まず、ひとつ目のポイントは、あの試算に対するマスコミの論調は「『更なる増税』があることがけしからん」ということのようであるが、誰の目にも将来「更なる増税」が必要となるのは自明である。高齢化社会が極端に進み、若年世代の人口比率が驚異的に減る。保守系の人がいう「自助を前提とする小さな政府」を極端に進めない限り、ある程度の年金、福祉にお金がかかり、増税が避けられないのは必然である。それほど高齢化が深刻でないスウェーデンでも食品などを除く一般的な物にかかる消費税は25%なのだから、高齢化が進む日本で10%で足りる訳がない。だから、あの試算のニュースを聞いたとき、私はあたかも「60年先まで見込んでも、消費税率が17.1%(=0%+7.1%)で足りるとは驚き!」という誤解をしてしまった。しかし、これは明らかにミスリードされた理解である。民主党は、多分、小沢氏が代表だった2007年の時点で、「7万円の最低保証年金は、年収1200万円以上の高額所得世帯には遠慮してもらう」と言っていた。
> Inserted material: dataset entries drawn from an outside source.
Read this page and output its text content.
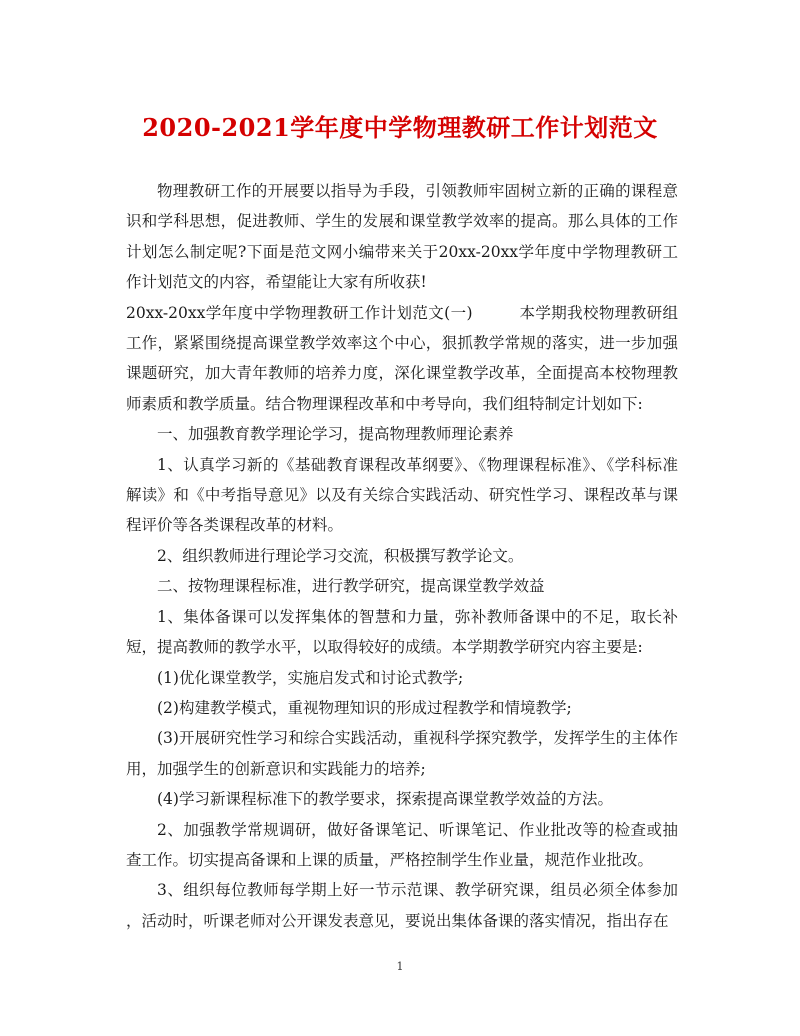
2020-2021学年度中学物理教研工作计划范文

物理教研工作的开展要以指导为手段，引领教师牢固树立新的正确的课程意识和学科思想，促进教师、学生的发展和课堂教学效率的提高。那么具体的工作计划怎么制定呢?下面是范文网小编带来关于20xx-20xx学年度中学物理教研工作计划范文的内容，希望能让大家有所收获!

20xx-20xx学年度中学物理教研工作计划范文(一)	本学期我校物理教研组工作，紧紧围绕提高课堂教学效率这个中心，狠抓教学常规的落实，进一步加强课题研究，加大青年教师的培养力度，深化课堂教学改革，全面提高本校物理教师素质和教学质量。结合物理课程改革和中考导向，我们组特制定计划如下:

一、加强教育教学理论学习，提高物理教师理论素养

1、认真学习新的《基础教育课程改革纲要》、《物理课程标准》、《学科标准解读》和《中考指导意见》以及有关综合实践活动、研究性学习、课程改革与课程评价等各类课程改革的材料。

2、组织教师进行理论学习交流，积极撰写教学论文。

二、按物理课程标准，进行教学研究，提高课堂教学效益

1、集体备课可以发挥集体的智慧和力量，弥补教师备课中的不足，取长补短，提高教师的教学水平，以取得较好的成绩。本学期教学研究内容主要是:

(1)优化课堂教学，实施启发式和讨论式教学;

(2)构建教学模式，重视物理知识的形成过程教学和情境教学;

(3)开展研究性学习和综合实践活动，重视科学探究教学，发挥学生的主体作用，加强学生的创新意识和实践能力的培养;

(4)学习新课程标准下的教学要求，探索提高课堂教学效益的方法。

2、加强教学常规调研，做好备课笔记、听课笔记、作业批改等的检查或抽查工作。切实提高备课和上课的质量，严格控制学生作业量，规范作业批改。

3、组织每位教师每学期上好一节示范课、教学研究课，组员必须全体参加，活动时，听课老师对公开课发表意见，要说出集体备课的落实情况，指出存在

1
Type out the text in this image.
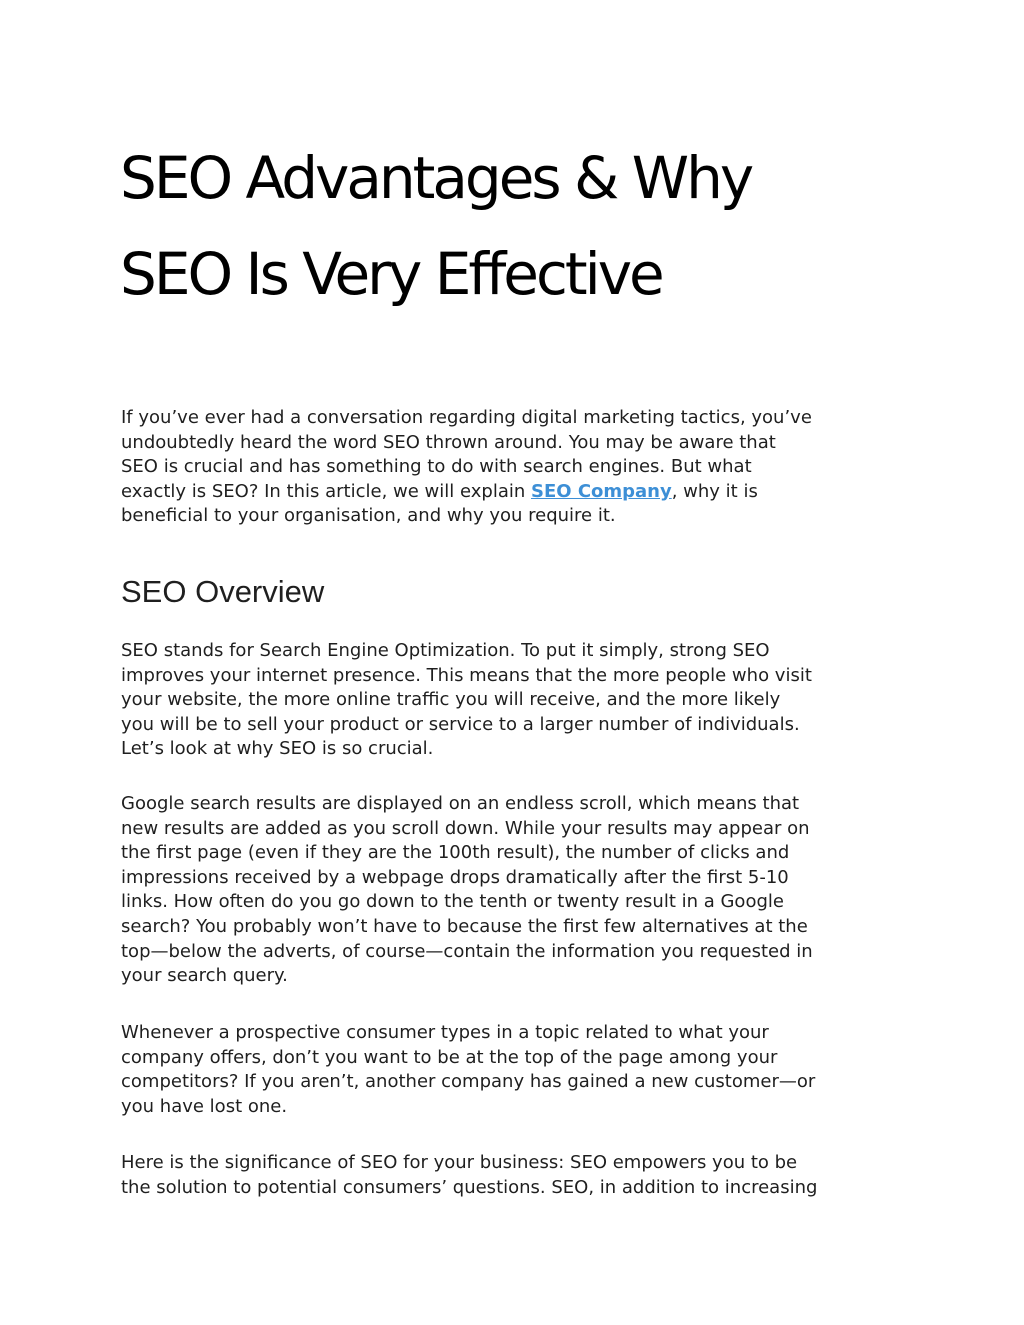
SEO Advantages & Why
SEO Is Very Effective

If you’ve ever had a conversation regarding digital marketing tactics, you’ve
undoubtedly heard the word SEO thrown around. You may be aware that
SEO is crucial and has something to do with search engines. But what
exactly is SEO? In this article, we will explain SEO Company, why it is
beneficial to your organisation, and why you require it.

SEO Overview

SEO stands for Search Engine Optimization. To put it simply, strong SEO
improves your internet presence. This means that the more people who visit
your website, the more online traffic you will receive, and the more likely
you will be to sell your product or service to a larger number of individuals.
Let’s look at why SEO is so crucial.

Google search results are displayed on an endless scroll, which means that
new results are added as you scroll down. While your results may appear on
the first page (even if they are the 100th result), the number of clicks and
impressions received by a webpage drops dramatically after the first 5-10
links. How often do you go down to the tenth or twenty result in a Google
search? You probably won’t have to because the first few alternatives at the
top—below the adverts, of course—contain the information you requested in
your search query.

Whenever a prospective consumer types in a topic related to what your
company offers, don’t you want to be at the top of the page among your
competitors? If you aren’t, another company has gained a new customer—or
you have lost one.

Here is the significance of SEO for your business: SEO empowers you to be
the solution to potential consumers’ questions. SEO, in addition to increasing
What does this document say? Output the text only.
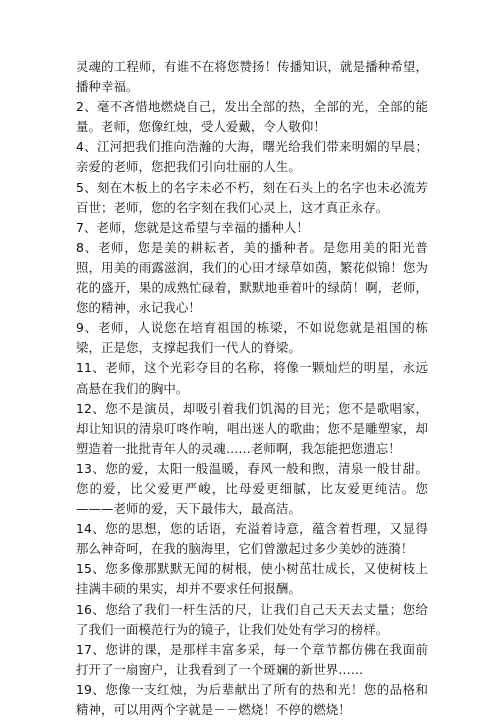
灵魂的工程师，有谁不在将您赞扬！传播知识，就是播种希望，播种幸福。

2、毫不吝惜地燃烧自己，发出全部的热，全部的光，全部的能量。老师，您像红烛，受人爱戴，令人敬仰！

4、江河把我们推向浩瀚的大海，曙光给我们带来明媚的早晨；亲爱的老师，您把我们引向壮丽的人生。

5、刻在木板上的名字未必不朽，刻在石头上的名字也未必流芳百世；老师，您的名字刻在我们心灵上，这才真正永存。

7、老师，您就是这希望与幸福的播种人！

8、老师，您是美的耕耘者，美的播种者。是您用美的阳光普照，用美的雨露滋润，我们的心田才绿草如茵，繁花似锦！您为花的盛开，果的成熟忙碌着，默默地垂着叶的绿荫！啊，老师，您的精神，永记我心！

9、老师，人说您在培育祖国的栋梁，不如说您就是祖国的栋梁，正是您，支撑起我们一代人的脊梁。

11、老师，这个光彩夺目的名称，将像一颗灿烂的明星，永远高悬在我们的胸中。

12、您不是演员，却吸引着我们饥渴的目光；您不是歌唱家，却让知识的清泉叮咚作响，唱出迷人的歌曲；您不是雕塑家，却塑造着一批批青年人的灵魂……老师啊，我怎能把您遗忘！

13、您的爱，太阳一般温暖，春风一般和煦，清泉一般甘甜。您的爱，比父爱更严峻，比母爱更细腻，比友爱更纯洁。您———老师的爱，天下最伟大，最高洁。

14、您的思想，您的话语，充溢着诗意，蕴含着哲理，又显得那么神奇呵，在我的脑海里，它们曾激起过多少美妙的涟漪！

15、您多像那默默无闻的树根，使小树茁壮成长，又使树枝上挂满丰硕的果实，却并不要求任何报酬。

16、您给了我们一杆生活的尺，让我们自己天天去丈量；您给了我们一面模范行为的镜子，让我们处处有学习的榜样。

17、您讲的课，是那样丰富多采，每一个章节都仿佛在我面前打开了一扇窗户，让我看到了一个斑斓的新世界……

19、您像一支红烛，为后辈献出了所有的热和光！您的品格和精神，可以用两个字就是－－燃烧！不停的燃烧！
2009年の衆院選の時には、「野党にはデータがないから試算できない」と言って、あたかも2007年時点での試算(主張)が生き残っているかの様に振舞った。しかし、昨年春の試算は「最低保証年金を満額受け取れるのは年収260万円までで、690万円を超えると支給はゼロとなる。結果として、年収420万円以上の世帯では、現行制度よりも大幅に受給額が減る。」という前提での試算である。現行制度であっても、受給額は今の年金受給者よりは減るのである。であれば、財源として消費税率をどの程度にするかに関係なく、現役世代がその時の高齢者を扶養する賦課方式を続ける限り、将来的に破綻することは確実なのである。「50年後でも消費税率は17.1%で足りるんだ!」と糠喜びをしてはいけないのである。

次に、ふたつ目のポイントであるが、今回のこの試算が、何故このタイミングでマスコミに大々的に取り上げられたかについてである。別に素人だから、裏を取ることなどできないが、民主党内の「増税反対派」ないしは「反主流派(小沢派)」が増税潰し、さらには野田内閣潰しのために仕掛けた戦術であるとみるのが妥当だろう。何と言っても、(単なる内容のリークではなく)「民主党」とでっかく真ん中に書かれた資料のコピーが出てきているのだから、内部の確信犯が情報を流したのは間違いない。だから、その様な意図を持った集団に踊らされる議論をするのも問題なのである。だから、これを機会に「前向き、建設的な議論」をすることに心がけなければ、彼らの術中にまんまとはまることになる。これではいけない。

これらのポイントを意識して、前向きな議論をするためにはどうすれば良いか?

与党でも野党でも目的はひとつなのだから、例えば「(名目)成長率の推移をどの様なモデルとすべきか」「積立金の運用益をどの様にモデル化するか」「少子高齢化の推移のモデルをどの様に考えるか」「何年先までの試算をするか(最低、50年以上先が見通せないようでは困る)」などといった評価の前提のあるべき姿を最初に各党の専門家で決めればよい。その先は、最低保証年金の有無や、賦課方式、積立方式など各党の提案を導入した場合の試算を各自で行うのである。少なくとも、民主、自民、公明などはある程度の試算のもとになる情報を持っているはずなので、相互に検証を行うことも可能なはずである。大学の先生方もパラレルに検証し合えば、誰の試算が信頼できて、その結果、どの提案方式が最も優れているのかを議論できるはずである。

ある程度、議論がこなれてきたら、例えば生涯の平均年収を基準とするならば、年収1200万円、800万円、600万円、400万円、200万円、100万円などと細かく分け、さらに家族構成や専業主婦/共働きなどを組み合わせた場合の年金受給額の試算を個別に行い、それをネット上で公開すればよい。マスコミは典型的な条件を幾つか例に取り、「さあ、国民の皆さんはどれを選びますか?」と問えば良い。何事もそうなのであるが、議論は定量的なデータ・情報に基づいて行われるべきである。単独の政党が提供する情報は、常に情報操作を意図したものである可能性が高い。幸いにして、政権交代により複数の政党が相互に検証できる状態なのである。

明確なデータに基づいた議論を前向きに是非とも進めて欲しい。